Over the past few years awareness of PTSD has grown a lot, but I think what we need now is more awareness of treatments. It's a tough illness to beat, and I still have to work to stay well, but improvement is possible. I will say that it puts arguments over trigger warnings in a very different light for me, knowing that avoidance of triggers is what kept me so sick for so long. Not that I am suggesting people's triggers should be stomped on-grappling with them should surely be done in a professional setting. But sometimes there seems to be an implication that the ill person is going to hide from their triggers forever, and in my experience, that doesn't help and it's no way to live.
it also reminds me of friends whose wildness and recklessness could easily have gotten them killed (or in jail) in their 20s, but whose sense of invulnerability, maybe reinforced precisely by "getting away" with things, probably helped them evolve into much stronger people in the long run.

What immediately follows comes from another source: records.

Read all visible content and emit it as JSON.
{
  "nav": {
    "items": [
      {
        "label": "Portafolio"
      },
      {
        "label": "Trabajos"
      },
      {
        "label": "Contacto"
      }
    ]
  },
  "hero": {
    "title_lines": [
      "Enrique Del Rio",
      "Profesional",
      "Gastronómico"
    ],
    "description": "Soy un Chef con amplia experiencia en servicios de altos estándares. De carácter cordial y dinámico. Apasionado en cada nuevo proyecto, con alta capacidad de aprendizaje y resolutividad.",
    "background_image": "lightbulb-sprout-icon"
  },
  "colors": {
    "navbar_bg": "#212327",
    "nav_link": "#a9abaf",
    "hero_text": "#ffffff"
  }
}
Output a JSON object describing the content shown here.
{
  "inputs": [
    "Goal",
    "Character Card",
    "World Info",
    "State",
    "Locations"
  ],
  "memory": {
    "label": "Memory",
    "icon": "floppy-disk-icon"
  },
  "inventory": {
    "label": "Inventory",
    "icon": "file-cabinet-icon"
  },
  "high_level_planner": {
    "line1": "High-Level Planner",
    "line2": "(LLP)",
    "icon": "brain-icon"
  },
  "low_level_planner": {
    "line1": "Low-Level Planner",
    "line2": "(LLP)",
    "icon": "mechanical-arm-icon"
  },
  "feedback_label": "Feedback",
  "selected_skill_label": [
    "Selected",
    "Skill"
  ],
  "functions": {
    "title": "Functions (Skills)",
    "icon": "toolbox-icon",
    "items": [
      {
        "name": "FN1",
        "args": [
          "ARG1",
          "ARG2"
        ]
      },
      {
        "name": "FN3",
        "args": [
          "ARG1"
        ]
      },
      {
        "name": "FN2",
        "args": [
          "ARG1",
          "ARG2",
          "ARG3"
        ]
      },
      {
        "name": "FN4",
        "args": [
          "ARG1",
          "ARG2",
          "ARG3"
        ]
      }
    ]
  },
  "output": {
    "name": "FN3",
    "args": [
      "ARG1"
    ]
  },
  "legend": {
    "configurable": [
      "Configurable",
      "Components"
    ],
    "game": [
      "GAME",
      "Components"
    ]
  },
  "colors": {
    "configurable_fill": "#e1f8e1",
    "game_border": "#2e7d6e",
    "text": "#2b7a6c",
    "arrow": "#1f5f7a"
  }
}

It's a tricky paradox, isn't it? I think it's normal to have some big swings in your awareness of mortality throughout the course of your life. Young children struggle to understand death, and might go through a phase of being very scared of dying or their parents dying. Then that seems to get put away in the adolescent years and a feeling of invincibility sets in. I'm in my 30s, and this seems to be the age when my peers are starting to notice aging, and to take on the role of the adult, the parent, and realize again that one day we will die. Yet we also have to get up every morning and get the kids off to school, get some work done... People have to cope somehow, and a bit of healthy fantasy, optimistically assuming that death will come sometime in a vague future that's not worth thinking about yet, can prevent fear from taking over. Coping with mortality is something that's worked differently for me because I had PTSD from a young age, so it can be a strange comparison to other people who also have to figure these things out. There are parallels but also stark differences.